Sunday, 23 September 2007

Faith! What is it good for? (pt. 2)

2) Faith is a virtue.

No it isn't. It might be one of the so called "Christian Virtues" (Faith, Hope and Charity/Love/Agape – 1 Corinthians 13:13) but we might only believe this is genuinely a virtue if we have faith that the bible is true. "I have faith that the bible is true, and the bible tells me faith is a virtue ipso facto, QED". All major religions have some article of scripture lauding faith, and all only stand up if you already have faith in the truth of those documents. This kind of circular reasoning gets us nowhere, and the name for this logical fallacy is petitio principii: begging the question. To paraphrase Sam Harris, how virtuous has Islam’s doctrine of martyrdom been shown to be recently? Or the Catholic insistence on the tenets that condoms and abortion are evil? Or the Christian teaching that sodomy is an abomination?

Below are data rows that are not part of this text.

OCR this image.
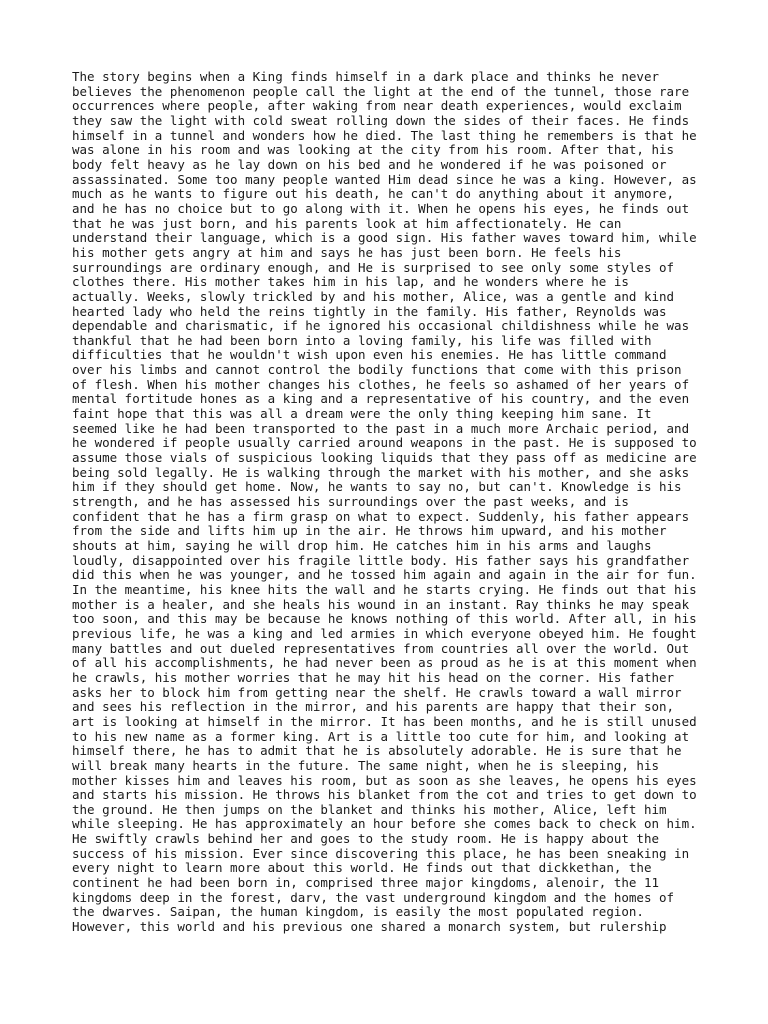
The story begins when a King finds himself in a dark place and thinks he never
believes the phenomenon people call the light at the end of the tunnel, those rare
occurrences where people, after waking from near death experiences, would exclaim
they saw the light with cold sweat rolling down the sides of their faces. He finds
himself in a tunnel and wonders how he died. The last thing he remembers is that he
was alone in his room and was looking at the city from his room. After that, his
body felt heavy as he lay down on his bed and he wondered if he was poisoned or
assassinated. Some too many people wanted Him dead since he was a king. However, as
much as he wants to figure out his death, he can't do anything about it anymore,
and he has no choice but to go along with it. When he opens his eyes, he finds out
that he was just born, and his parents look at him affectionately. He can
understand their language, which is a good sign. His father waves toward him, while
his mother gets angry at him and says he has just been born. He feels his
surroundings are ordinary enough, and He is surprised to see only some styles of
clothes there. His mother takes him in his lap, and he wonders where he is
actually. Weeks, slowly trickled by and his mother, Alice, was a gentle and kind
hearted lady who held the reins tightly in the family. His father, Reynolds was
dependable and charismatic, if he ignored his occasional childishness while he was
thankful that he had been born into a loving family, his life was filled with
difficulties that he wouldn't wish upon even his enemies. He has little command
over his limbs and cannot control the bodily functions that come with this prison
of flesh. When his mother changes his clothes, he feels so ashamed of her years of
mental fortitude hones as a king and a representative of his country, and the even
faint hope that this was all a dream were the only thing keeping him sane. It
seemed like he had been transported to the past in a much more Archaic period, and
he wondered if people usually carried around weapons in the past. He is supposed to
assume those vials of suspicious looking liquids that they pass off as medicine are
being sold legally. He is walking through the market with his mother, and she asks
him if they should get home. Now, he wants to say no, but can't. Knowledge is his
strength, and he has assessed his surroundings over the past weeks, and is
confident that he has a firm grasp on what to expect. Suddenly, his father appears
from the side and lifts him up in the air. He throws him upward, and his mother
shouts at him, saying he will drop him. He catches him in his arms and laughs
loudly, disappointed over his fragile little body. His father says his grandfather
did this when he was younger, and he tossed him again and again in the air for fun.
In the meantime, his knee hits the wall and he starts crying. He finds out that his
mother is a healer, and she heals his wound in an instant. Ray thinks he may speak
too soon, and this may be because he knows nothing of this world. After all, in his
previous life, he was a king and led armies in which everyone obeyed him. He fought
many battles and out dueled representatives from countries all over the world. Out
of all his accomplishments, he had never been as proud as he is at this moment when
he crawls, his mother worries that he may hit his head on the corner. His father
asks her to block him from getting near the shelf. He crawls toward a wall mirror
and sees his reflection in the mirror, and his parents are happy that their son,
art is looking at himself in the mirror. It has been months, and he is still unused
to his new name as a former king. Art is a little too cute for him, and looking at
himself there, he has to admit that he is absolutely adorable. He is sure that he
will break many hearts in the future. The same night, when he is sleeping, his
mother kisses him and leaves his room, but as soon as she leaves, he opens his eyes
and starts his mission. He throws his blanket from the cot and tries to get down to
the ground. He then jumps on the blanket and thinks his mother, Alice, left him
while sleeping. He has approximately an hour before she comes back to check on him.
He swiftly crawls behind her and goes to the study room. He is happy about the
success of his mission. Ever since discovering this place, he has been sneaking in
every night to learn more about this world. He finds out that dickkethan, the
continent he had been born in, comprised three major kingdoms, alenoir, the 11
kingdoms deep in the forest, darv, the vast underground kingdom and the homes of
the dwarves. Saipan, the human kingdom, is easily the most populated region.
However, this world and his previous one shared a monarch system, but rulership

These beliefs, and a multitude of other grievous lies, can only be interpreted as virtuous by those who already buy-in to the delusion that their holy book is the inerrant word of god, and that their interpretation is the only possible correct one.

Until faith can be demonstrated to have positive effects that outweigh its negative ones, despite the evidence to the contrary, we should fall back to the default position and assume that all such propositions are false.